We have a short week because of the Thanksgiving holiday yesterday, but that doesn’t mean we won’t be busy (that little bit of extra time to catch up on reading is probably what most of my students were thankful for–well, maybe).
1. 19th-Century Novel. The students are completing their letters on Great Expectations. I got the idea for this assignment from Art Young’s Teaching Writing Across the Curriculum, in which (on pages 30-34) he discusses using letters for an assignment on Heart of Darkness What intrigued me the most was his description of the improvement in clarity and liveliness in the students’ work in this form, compared to their attempts at more overtly ‘academic’ essay-writing. He accounts for this partly as follows:
I think the social nature of the assignment was important. The students had interpreted my “critical essay” assignment as the familiar school assignment, what Susan called “busy work”–show the teacher that you read The Importance of Being Earnest and can think of some things to say about it. You are not really helping the teacher understand the play any better because the teacher has read and taught the play several times, read many professional books and essays about it, and you
have spent a week reading this play while taking four or five other classes at the same time. The advantage of the letters is that they are written for a specific individual, a peer, who is asking real questions, asking for help, and for whom you can play the role of colleague or teacher as mentor. The letters demonstrate students communicating to a real audience rather than practicing at communicating to the pretend audience of professional scholars who read and write essays about literature. In addition, the letters are contextualized within the classroom community.
In my version of this assignment, I try to emphasize these features: I urge them to set questions they would genuinely like to get answers to; I bring the partners face to face with each other and encourage them to discuss what interests, attracts, repels, or confuses them in the novel; I remind them that they are writing to someone they know has also read the novel (so, among other things, they should know not to include excessive plot summary); I urge them to draw on and to cite lectures and class discussions, to listen for and create connections between their writing assignment and our other work. When I first tried this system out, it was because I had tired of the Perfunctory Paper, written to meet requirements rather than out of any genuine intellectual curiosity and often taking students’ attention away from our shared class work as they focused on their individual topics. This way everyone writes something on every novel, with (in general) a much higher level of engagement. Students who really want to write a longer paper get the opportunity to do so late in the course. I certainly like this system better than what I used to do, and the feedback from students has been quite positive.

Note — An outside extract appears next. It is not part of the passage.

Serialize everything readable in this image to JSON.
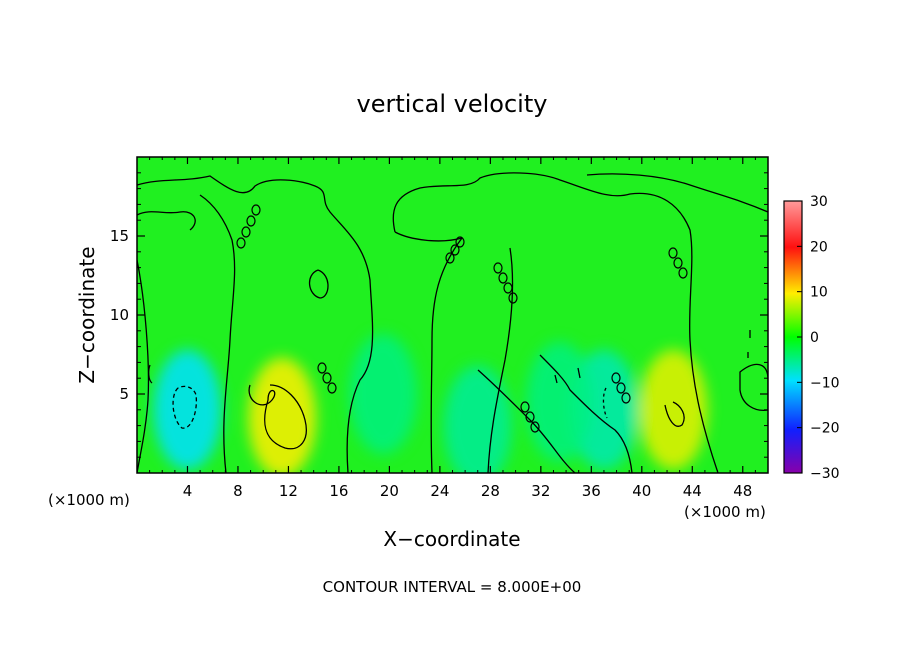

They turn their papers in tomorrow, at which point I get the ball rolling for our next book, Braddon’s Lady Audley’s Secret. This is a fun teaching text, with lots of suspense and thus helpful momentum for the students and lots of interesting features for analysis and interpretation. In the end, I don’t think LAS is a very good novel, mostly because I don’t think Braddon has really worked out what her idea is about the problems she highlights, or even the characters she develops. The plot is fairly well constructed, but the language is pretty uninspired, especially right after Great Expectations. But I’m sure we’ll have some good discussions (Lady Audley: Victim or Villain? Robert Audley: Hero?). We’ll get to talk about sensationalism in relation to realism, which will set us up to move to our next book, which is Middlemarch–not, as critics have noted, free of sensational elements, including a suspicious death, some near-adultery, and a convenient thunder storm.
2. Victorian Women Writers. Jane Eyre, week two. I’ve assigned a cluster of readings on JE and colonialism (Spivak, Meyer, O’Connor), but I leave it mostly up to the students to take up issues from the criticism (or n0t), so I don’t know how much the issues raised in those articles will dominate our discussion. We also read some interesting essays focusing mainly on narration last week, and some of the problems they focus on (such as Jane’s reliability) will need reconsidering now that we’ve all read to the end of the novel.